In the report, the CDC reported that from 2006 to 2010, excessive alcohol intake could be tied to nearly 88,000 deaths per year within the U.S. In 2006, alcohol was responsible for $224 billion in economic costs. In order to assess the situation now, the researchers analyzed survey answers that came from 44 states and the District of Columbia (DC). The survey was distributed from August 1 to December 31, 2011 and focused on patient-doctor communication levels in regards to alcohol reported by the patients. The researchers examined 166,753 adults.

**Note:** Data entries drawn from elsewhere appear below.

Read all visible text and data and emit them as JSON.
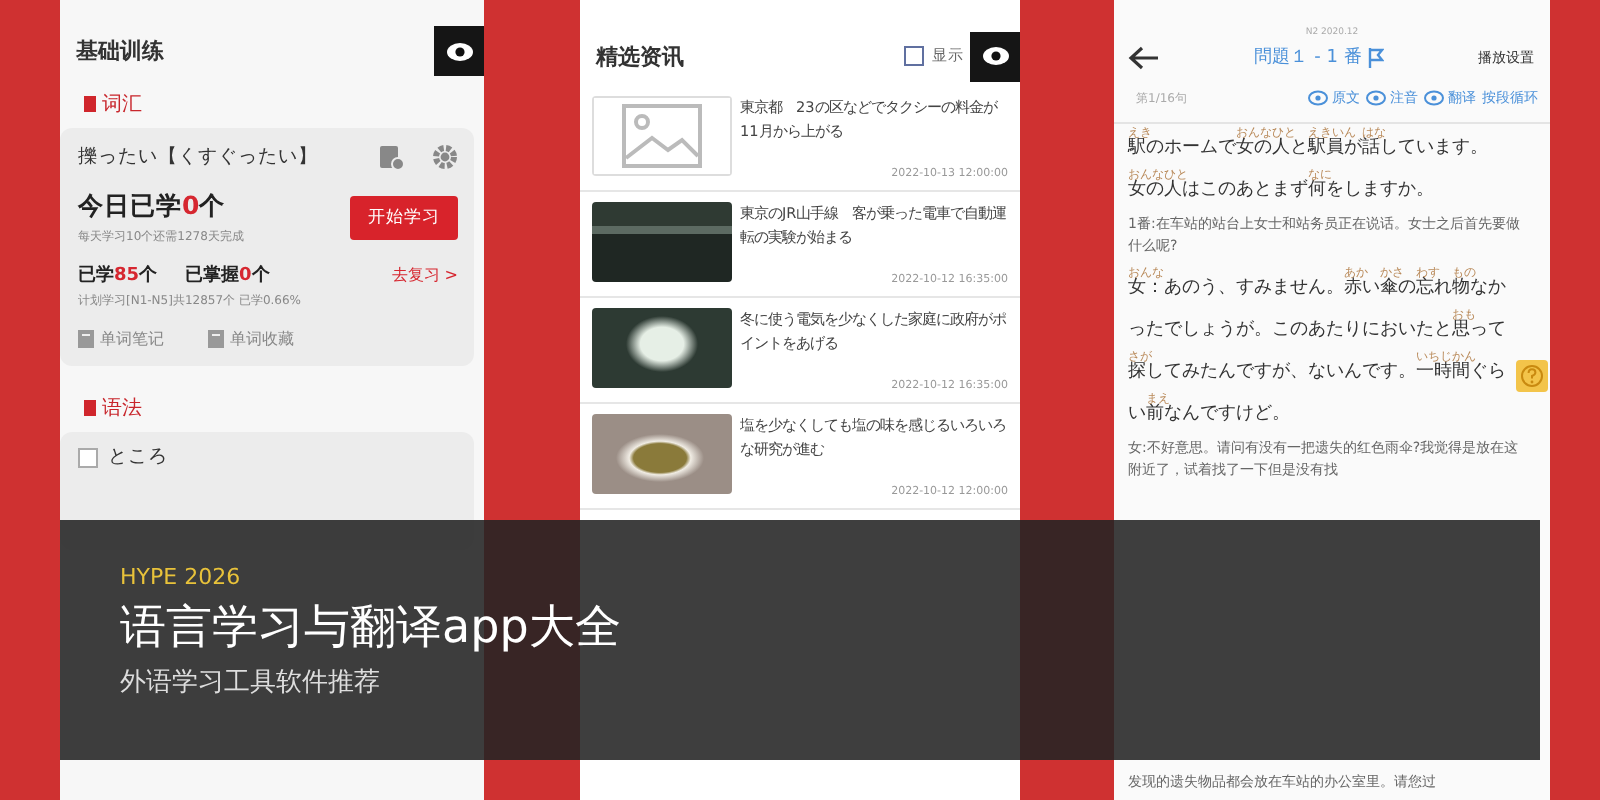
{
  "left_phone": {
    "title": "基础训练",
    "vocab": {
      "heading": "词汇",
      "word": "擽ったい【くすぐったい】",
      "today": {
        "label": "今日已学",
        "count": "0",
        "unit": "个"
      },
      "start_button": "开始学习",
      "daily_note": "每天学习10个还需1278天完成",
      "learned": {
        "label": "已学",
        "count": "85",
        "unit": "个"
      },
      "mastered": {
        "label": "已掌握",
        "count": "0",
        "unit": "个"
      },
      "review_link": "去复习 >",
      "plan_note": "计划学习[N1-N5]共12857个 已学0.66%",
      "links": [
        "单词笔记",
        "单词收藏"
      ]
    },
    "grammar": {
      "heading": "语法",
      "item": {
        "label": "ところ",
        "checked": false
      }
    }
  },
  "middle_phone": {
    "title": "精选资讯",
    "show_toggle": {
      "label": "显示",
      "checked": false
    },
    "articles": [
      {
        "kind": "placeholder",
        "title": "東京都　23の区などでタクシーの料金が11月から上がる",
        "date": "2022-10-13 12:00:00"
      },
      {
        "kind": "train",
        "title": "東京のJR山手線　客が乗った電車で自動運転の実験が始まる",
        "date": "2022-10-12 16:35:00"
      },
      {
        "kind": "lamp",
        "title": "冬に使う電気を少なくした家庭に政府がポイントをあげる",
        "date": "2022-10-12 16:35:00"
      },
      {
        "kind": "soup",
        "title": "塩を少なくしても塩の味を感じるいろいろな研究が進む",
        "date": "2022-10-12 12:00:00"
      }
    ]
  },
  "right_phone": {
    "exam": "N2 2020.12",
    "title": "問題１ - 1 番",
    "settings": "播放设置",
    "counter": "第1/16句",
    "toggles": [
      {
        "label": "原文"
      },
      {
        "label": "注音"
      },
      {
        "label": "翻译"
      }
    ],
    "loop": "按段循环",
    "blocks": [
      {
        "kind": "jp",
        "segments": [
          {
            "t": "駅",
            "r": "えき"
          },
          {
            "t": "のホームで"
          },
          {
            "t": "女",
            "r": "おんな"
          },
          {
            "t": "の"
          },
          {
            "t": "人",
            "r": "ひと"
          },
          {
            "t": "と"
          },
          {
            "t": "駅員",
            "r": "えきいん"
          },
          {
            "t": "が"
          },
          {
            "t": "話",
            "r": "はな"
          },
          {
            "t": "しています。"
          }
        ]
      },
      {
        "kind": "jp",
        "segments": [
          {
            "t": "女",
            "r": "おんな"
          },
          {
            "t": "の"
          },
          {
            "t": "人",
            "r": "ひと"
          },
          {
            "t": "はこのあとまず"
          },
          {
            "t": "何",
            "r": "なに"
          },
          {
            "t": "をしますか。"
          }
        ]
      },
      {
        "kind": "cn",
        "text": "1番:在车站的站台上女士和站务员正在说话。女士之后首先要做什么呢?"
      },
      {
        "kind": "jp",
        "segments": [
          {
            "t": "女",
            "r": "おんな"
          },
          {
            "t": "：あのう、すみません。"
          },
          {
            "t": "赤",
            "r": "あか"
          },
          {
            "t": "い"
          },
          {
            "t": "傘",
            "r": "かさ"
          },
          {
            "t": "の"
          },
          {
            "t": "忘",
            "r": "わす"
          },
          {
            "t": "れ"
          },
          {
            "t": "物",
            "r": "もの"
          },
          {
            "t": "なかったでしょうが。このあたりにおいたと"
          },
          {
            "t": "思",
            "r": "おも"
          },
          {
            "t": "って"
          },
          {
            "t": "探",
            "r": "さが"
          },
          {
            "t": "してみたんですが、ないんです。"
          },
          {
            "t": "一時間",
            "r": "いちじかん"
          },
          {
            "t": "ぐらい"
          },
          {
            "t": "前",
            "r": "まえ"
          },
          {
            "t": "なんですけど。"
          }
        ]
      },
      {
        "kind": "cn",
        "text": "女:不好意思。请问有没有一把遗失的红色雨伞?我觉得是放在这附近了，试着找了一下但是没有找"
      }
    ],
    "bottom_text": "发现的遗失物品都会放在车站的办公室里。请您过"
  },
  "banner": {
    "tag": "HYPE 2026",
    "title": "语言学习与翻译app大全",
    "subtitle": "外语学习工具软件推荐"
  }
}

They found that overall, 15.7 percent of the people stated that they had talked with their doctors about alcohol use. For drinkers, that percentage was 17.4 and for binge drinkers, it was 25.4. The researchers found that people between 18- and 24-years-old had the highest rate when it came to doctor-patient communication about alcohol. Roughly 27.9 percent of this age group talked with a health professional about alcohol within the past year. Only 13.4 percent of binge drinkers did so within the same time frame. The CDC stressed the importance for doctors to take 10 or 15 minutes and have this conversation.
"It may be going from six drinks on a Friday night to three or four," Frieden said. "It might mean spacing them out, or having something to drink besides alcohol."
The data were published in the CDC's Morbidity and Mortality Weekly Report.